Es geht um den 55jährigen Henri, der von seinem Arzt attestiert bekommt, in den Wechseljahren zu sein. Henri hat viele Zipperlein, zudem ist er geschieden und seit längerem allein.
Einzig sein Freund Felix hält zu ihm und ist immer für ihn da. Felix trackt ihn über das Handy und weiß immer, wo er ist, er ist sofort zur Stelle, wenn Felix ihn brauchen könnte.
Diese Männerfreundschaft ist sehr lustig dargestellt, sie hat aber auch etwas sehr Rührendes.
Henri sucht nach Liebe und nach Sinn im Leben. Als er gefragt wird, welcher Tag der Woche sein Leben im Moment symbolisiert, antwortet er: Freitag, daher der Titel des Buches.
Das hat mich als Leserin nachdenklich gemacht. An welchem Wochentag stehe ich? Wie viel Zeit bleibt einem noch, und wie will man die gestalten?
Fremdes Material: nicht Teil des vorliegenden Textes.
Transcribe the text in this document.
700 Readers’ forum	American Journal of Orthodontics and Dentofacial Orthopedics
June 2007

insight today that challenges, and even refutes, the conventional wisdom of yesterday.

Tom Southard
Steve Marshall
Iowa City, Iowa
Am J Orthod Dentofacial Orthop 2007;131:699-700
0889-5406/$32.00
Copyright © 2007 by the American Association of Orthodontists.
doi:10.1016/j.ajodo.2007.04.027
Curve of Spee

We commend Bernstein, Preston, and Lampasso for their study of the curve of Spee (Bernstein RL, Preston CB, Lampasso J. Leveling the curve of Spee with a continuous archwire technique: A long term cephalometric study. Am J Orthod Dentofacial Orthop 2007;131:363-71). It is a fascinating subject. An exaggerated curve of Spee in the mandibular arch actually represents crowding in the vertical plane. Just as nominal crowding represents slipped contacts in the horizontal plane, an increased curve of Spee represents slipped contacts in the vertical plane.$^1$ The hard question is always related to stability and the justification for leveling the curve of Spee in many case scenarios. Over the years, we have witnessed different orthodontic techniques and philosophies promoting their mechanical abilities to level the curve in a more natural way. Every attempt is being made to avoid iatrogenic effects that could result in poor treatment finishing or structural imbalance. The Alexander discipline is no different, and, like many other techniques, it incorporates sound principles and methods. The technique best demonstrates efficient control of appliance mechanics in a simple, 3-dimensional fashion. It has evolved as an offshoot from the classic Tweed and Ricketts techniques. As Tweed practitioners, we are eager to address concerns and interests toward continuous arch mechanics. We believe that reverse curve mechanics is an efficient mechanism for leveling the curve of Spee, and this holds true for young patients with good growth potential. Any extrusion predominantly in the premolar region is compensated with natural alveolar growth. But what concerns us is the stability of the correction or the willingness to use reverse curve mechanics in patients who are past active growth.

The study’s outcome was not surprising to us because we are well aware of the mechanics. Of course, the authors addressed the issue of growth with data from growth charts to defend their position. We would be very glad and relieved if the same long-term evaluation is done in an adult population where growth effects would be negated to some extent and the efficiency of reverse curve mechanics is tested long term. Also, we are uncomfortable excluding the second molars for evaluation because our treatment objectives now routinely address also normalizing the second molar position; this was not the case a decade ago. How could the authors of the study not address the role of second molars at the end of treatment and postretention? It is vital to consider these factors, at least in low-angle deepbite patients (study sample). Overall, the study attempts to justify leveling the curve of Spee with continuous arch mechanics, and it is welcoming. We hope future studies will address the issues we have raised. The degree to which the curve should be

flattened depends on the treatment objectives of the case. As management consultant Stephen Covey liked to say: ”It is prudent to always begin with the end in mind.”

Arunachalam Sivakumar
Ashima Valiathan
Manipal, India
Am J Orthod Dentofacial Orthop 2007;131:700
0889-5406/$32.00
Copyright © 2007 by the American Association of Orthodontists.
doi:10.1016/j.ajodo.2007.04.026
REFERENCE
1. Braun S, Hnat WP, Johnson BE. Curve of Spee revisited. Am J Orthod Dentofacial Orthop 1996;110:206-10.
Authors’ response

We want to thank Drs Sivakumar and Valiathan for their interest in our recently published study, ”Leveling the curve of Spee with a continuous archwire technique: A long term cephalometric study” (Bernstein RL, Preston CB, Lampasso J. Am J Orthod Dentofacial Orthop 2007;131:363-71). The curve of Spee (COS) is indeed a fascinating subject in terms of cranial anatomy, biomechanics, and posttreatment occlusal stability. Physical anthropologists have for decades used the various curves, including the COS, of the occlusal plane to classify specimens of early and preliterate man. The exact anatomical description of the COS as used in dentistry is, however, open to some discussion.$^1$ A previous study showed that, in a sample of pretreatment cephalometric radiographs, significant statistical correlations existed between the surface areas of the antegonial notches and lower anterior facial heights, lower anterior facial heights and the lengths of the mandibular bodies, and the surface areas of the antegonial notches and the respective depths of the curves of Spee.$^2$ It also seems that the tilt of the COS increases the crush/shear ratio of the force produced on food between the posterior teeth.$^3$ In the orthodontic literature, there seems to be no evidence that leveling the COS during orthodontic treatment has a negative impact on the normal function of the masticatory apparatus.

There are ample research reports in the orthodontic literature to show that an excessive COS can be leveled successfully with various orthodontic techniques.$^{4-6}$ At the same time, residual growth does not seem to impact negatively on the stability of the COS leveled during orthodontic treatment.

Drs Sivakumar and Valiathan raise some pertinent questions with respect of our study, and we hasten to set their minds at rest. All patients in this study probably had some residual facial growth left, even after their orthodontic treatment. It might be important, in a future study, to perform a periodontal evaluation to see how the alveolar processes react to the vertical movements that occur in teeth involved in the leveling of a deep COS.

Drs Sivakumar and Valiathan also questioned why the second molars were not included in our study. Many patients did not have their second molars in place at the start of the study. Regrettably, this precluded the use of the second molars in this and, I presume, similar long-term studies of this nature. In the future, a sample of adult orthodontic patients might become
Diesen existenziellen Fragen geht Henri in dem Buch nach. An vielen Stellen des Buches musste ich laut lachen. Trotzdem ist das Buch nicht oberflächlich, es regt zum Nachdenken an.
Originell finde ich auch, dass die Rollen hier vertauscht sind, dass es nicht wie üblicherweise eine Frau, sondern ein Mann ist, der sich in der Mitte seines Lebens in den Wechseljahren befindet und die üblichen Beschwerden hat.
Ein tolles Buch, das ich nun an meinen Mann weiterreichen werde.